# Anyone have an extra Evan tanner Sig?



## mmawrestler (May 18, 2008)

I was wondering if anyone made a few Evan tanner sigs and is only using one, and if so it would be awsome if i could use one of your other ones.

thanks, mmawrestler


----------



## NikosCC (May 16, 2007)

mmawrestler said:


> I was wondering if anyone made a few Evan tanner sigs and is only using one, and if so it would be awsome if i could use one of your other ones.
> 
> thanks, mmawrestler


Your not a paid member no one will be able to see your sig if you added it.

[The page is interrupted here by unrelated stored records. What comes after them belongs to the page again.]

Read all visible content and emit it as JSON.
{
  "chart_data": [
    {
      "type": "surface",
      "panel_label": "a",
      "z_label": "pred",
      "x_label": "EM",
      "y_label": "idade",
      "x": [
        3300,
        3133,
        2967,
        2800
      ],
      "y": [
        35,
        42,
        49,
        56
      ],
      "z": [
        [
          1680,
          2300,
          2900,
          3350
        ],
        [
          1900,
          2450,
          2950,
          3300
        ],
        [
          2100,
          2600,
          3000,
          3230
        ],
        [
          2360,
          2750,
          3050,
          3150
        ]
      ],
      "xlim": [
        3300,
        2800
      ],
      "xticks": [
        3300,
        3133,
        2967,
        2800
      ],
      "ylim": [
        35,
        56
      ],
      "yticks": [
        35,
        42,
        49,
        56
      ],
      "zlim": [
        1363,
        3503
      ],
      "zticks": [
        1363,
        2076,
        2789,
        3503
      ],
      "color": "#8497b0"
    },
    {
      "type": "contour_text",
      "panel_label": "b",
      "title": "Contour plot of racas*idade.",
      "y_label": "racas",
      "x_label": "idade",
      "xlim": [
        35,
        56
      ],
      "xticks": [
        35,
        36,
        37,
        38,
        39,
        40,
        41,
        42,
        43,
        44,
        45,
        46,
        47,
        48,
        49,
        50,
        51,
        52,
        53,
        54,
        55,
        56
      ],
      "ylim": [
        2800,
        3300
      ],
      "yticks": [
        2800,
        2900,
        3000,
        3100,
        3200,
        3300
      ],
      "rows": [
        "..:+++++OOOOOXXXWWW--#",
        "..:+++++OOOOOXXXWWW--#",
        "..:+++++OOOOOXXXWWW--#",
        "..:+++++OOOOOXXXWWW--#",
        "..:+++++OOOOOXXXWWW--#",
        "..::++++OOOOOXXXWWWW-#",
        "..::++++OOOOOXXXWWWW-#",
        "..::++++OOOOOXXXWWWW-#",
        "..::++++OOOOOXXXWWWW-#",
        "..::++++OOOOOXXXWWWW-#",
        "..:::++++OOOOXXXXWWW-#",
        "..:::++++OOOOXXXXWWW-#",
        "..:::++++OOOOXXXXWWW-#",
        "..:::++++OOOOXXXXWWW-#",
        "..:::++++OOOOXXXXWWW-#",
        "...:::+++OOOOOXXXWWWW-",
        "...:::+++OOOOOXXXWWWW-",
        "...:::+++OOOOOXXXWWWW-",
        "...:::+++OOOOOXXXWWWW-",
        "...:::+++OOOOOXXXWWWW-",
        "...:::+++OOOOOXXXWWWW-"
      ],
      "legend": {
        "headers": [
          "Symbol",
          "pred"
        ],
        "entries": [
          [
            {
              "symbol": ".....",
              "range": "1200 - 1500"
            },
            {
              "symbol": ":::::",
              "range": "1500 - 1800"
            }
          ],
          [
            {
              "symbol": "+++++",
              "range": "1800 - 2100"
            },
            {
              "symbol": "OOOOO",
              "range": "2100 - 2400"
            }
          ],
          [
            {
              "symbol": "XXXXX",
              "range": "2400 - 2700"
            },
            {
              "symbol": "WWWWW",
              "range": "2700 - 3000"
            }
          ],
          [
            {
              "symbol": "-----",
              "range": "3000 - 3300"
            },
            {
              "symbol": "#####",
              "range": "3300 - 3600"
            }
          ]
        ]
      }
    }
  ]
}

Your more then welcome to Upgrade to Paid member.


----------



## mmawrestler (May 18, 2008)

oic, ya i really wanna get a paid membership but i dont have a credit card yet, (im only 18)


----------



## NikosCC (May 16, 2007)

mmawrestler said:


> oic, ya i really wanna get a paid membership but i dont have a credit card yet, (im only 18)


Join my GFX challenge its in the sticky in GFX section.. Nothing to loose and a membership to earn


----------



## MJB23 (Jan 26, 2007)

Give your parents $10 and use theirs or just get one of those prepaid visa/mc cards at like CVS or Rite Aid if you don't win NCC's GFX challenge.


----------



## mmawrestler (May 18, 2008)

yeah will do (what both u guys said)
i deffinatley wanna support the site


----------